Dass sich der Theaterregisseur wesentlich theatralische Effekte entgehen lässt, verstehe ich nicht. Despina als Dottore im weißen Nachthemd (!) „heilt“ mit einem fast unsichtbaren Staberl, das später in den Palmenuntertopf gesteckt wird. DR Messners Magnet bleibt auf der Stecke.

Die Slapstickeinlagen bewirken durchwegs eine Zerstörung und Missachtung der Mozartschen Wunder! Da ich nach dem 1. Akt flüchtete, kann ich vom kolportiert noch bedenklicheren 2. Akt Gott sei Dank leider nichts berichten!

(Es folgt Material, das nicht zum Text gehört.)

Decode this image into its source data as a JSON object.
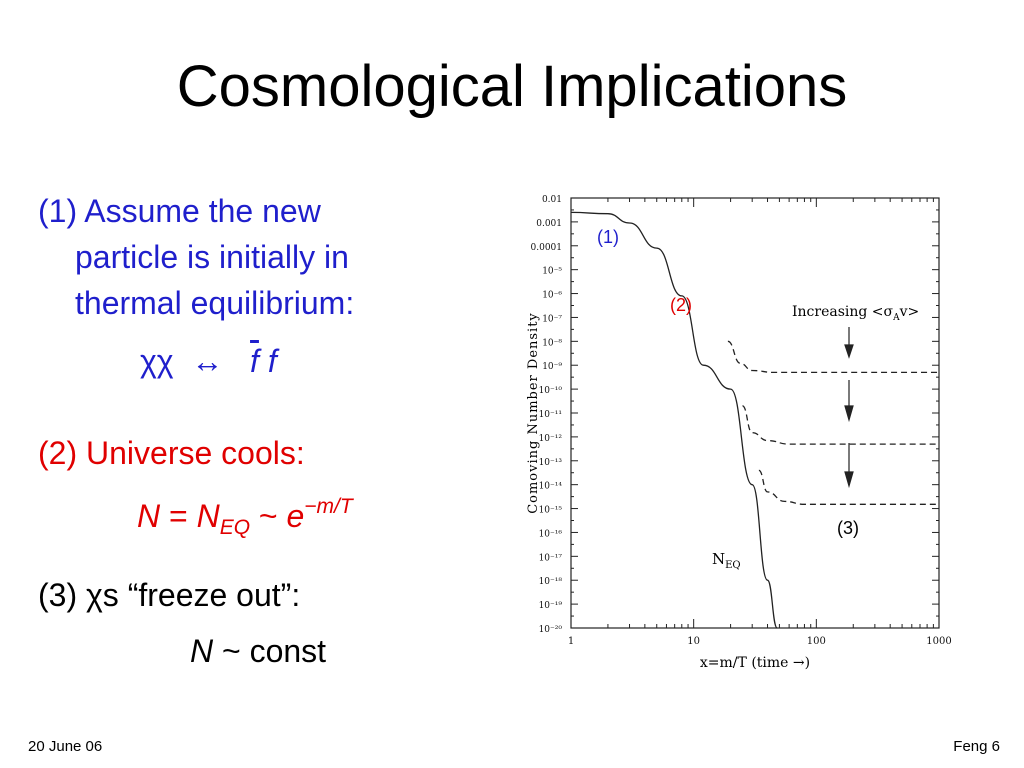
{
  "slide": {
    "title": "Cosmological Implications",
    "bullet1": {
      "label": "(1) Assume the new",
      "line2": "particle is initially in",
      "line3": "thermal equilibrium:",
      "eq_lhs": "χχ",
      "eq_arrow": "↔",
      "eq_fbar": "f",
      "eq_f": "f"
    },
    "bullet2": {
      "label": "(2) Universe cools:",
      "eq_N": "N",
      "eq_equals": " = ",
      "eq_NEQ": "N",
      "eq_NEQ_sub": "EQ",
      "eq_tilde": " ~ ",
      "eq_e": "e",
      "eq_exp": "−m/T"
    },
    "bullet3": {
      "label": "(3) χs “freeze out”:",
      "eq_N": "N",
      "eq_rest": " ~ const"
    },
    "footer": {
      "date": "20 June 06",
      "page": "Feng 6"
    }
  },
  "chart_data": {
    "type": "line",
    "xlabel": "x=m/T (time →)",
    "ylabel": "Comoving Number Density",
    "xscale": "log",
    "yscale": "log",
    "xlim": [
      1,
      1000
    ],
    "ylim": [
      1e-20,
      0.01
    ],
    "x_ticks": [
      "1",
      "10",
      "100",
      "1000"
    ],
    "y_ticks": [
      "0.01",
      "0.001",
      "0.0001",
      "10⁻⁵",
      "10⁻⁶",
      "10⁻⁷",
      "10⁻⁸",
      "10⁻⁹",
      "10⁻¹⁰",
      "10⁻¹¹",
      "10⁻¹²",
      "10⁻¹³",
      "10⁻¹⁴",
      "10⁻¹⁵",
      "10⁻¹⁶",
      "10⁻¹⁷",
      "10⁻¹⁸",
      "10⁻¹⁹",
      "10⁻²⁰"
    ],
    "neq_label": "N",
    "neq_sub": "EQ",
    "increasing_label": "Increasing <σ",
    "increasing_sub": "A",
    "increasing_end": "v>",
    "series": [
      {
        "style": "solid",
        "points": [
          [
            1,
            0.0025
          ],
          [
            2,
            0.0022
          ],
          [
            3,
            0.0009
          ],
          [
            5,
            8e-05
          ],
          [
            8,
            8e-07
          ],
          [
            12,
            1e-09
          ],
          [
            20,
            1e-10
          ],
          [
            30,
            1e-14
          ],
          [
            40,
            1e-18
          ],
          [
            48,
            1e-20
          ]
        ]
      },
      {
        "style": "dashed",
        "points": [
          [
            19,
            1e-08
          ],
          [
            24,
            1.2e-09
          ],
          [
            30,
            6e-10
          ],
          [
            45,
            5e-10
          ],
          [
            100,
            5e-10
          ],
          [
            1000,
            5e-10
          ]
        ]
      },
      {
        "style": "dashed",
        "points": [
          [
            25,
            2e-11
          ],
          [
            30,
            1.5e-12
          ],
          [
            40,
            7e-13
          ],
          [
            60,
            5e-13
          ],
          [
            200,
            5e-13
          ],
          [
            1000,
            5e-13
          ]
        ]
      },
      {
        "style": "dashed",
        "points": [
          [
            34,
            4e-14
          ],
          [
            40,
            5e-15
          ],
          [
            55,
            2e-15
          ],
          [
            80,
            1.5e-15
          ],
          [
            300,
            1.5e-15
          ],
          [
            1000,
            1.5e-15
          ]
        ]
      }
    ],
    "annotations": [
      {
        "text": "(1)",
        "color": "#1f1fcc"
      },
      {
        "text": "(2)",
        "color": "#e00000"
      },
      {
        "text": "(3)",
        "color": "#000000"
      }
    ]
  }
}
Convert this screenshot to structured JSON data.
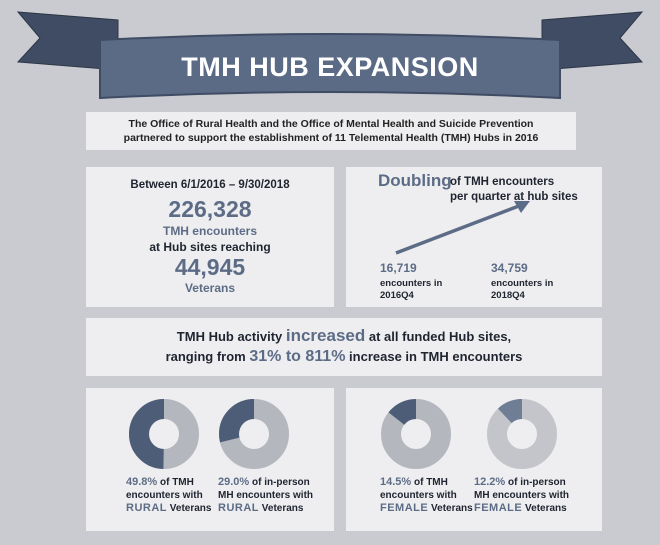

Üblicherweise entschädigt die Musik meistens für die vertane Regie. Aber PRIMA LA MUSICA findet auch nicht statt. Eschenbach dirigiert zerfahren, inkonsequent, unsensibel- aber mit ganz großen Gesten! Kontakt zur Bühne nicht immer gut, teilweise spontan, aber unbegründet. Meine Meinung über ihn als Pianist hat sich bei seinem Dirigieren bestätigt. Wenn schon Welser- Möst absagte, ist ein solcher ERSATZ kein solcher!

Das Sängerensemble erfüllt keineswegs nur ANNÄHERND die Erwartungen, die man vom „besten Festival der Welt“ hat. Seit mehr als zwei Generationen habe ich keinen so unterbelichteten Ferrando ( der nur in der Reprise der ersten Arie zehn Takte lang mit ppp aufhorchen ließ) und keine so blasse Fiordiligi (Tiefe!) erleben müssen. Kaum Applaus nach dem ODEM DER LIEBE und der FELSENARIE sagt alles!

Festspielwürdig nur Despina, Alfonso und Guglielmo! Auch Dorabella mit einer beachtlichen Wahnsinnsarie.

Fazit: Meine „begnadete Angst“ vor dem restlichen da Ponte Mozart Zyklus unter demselben Regisseur!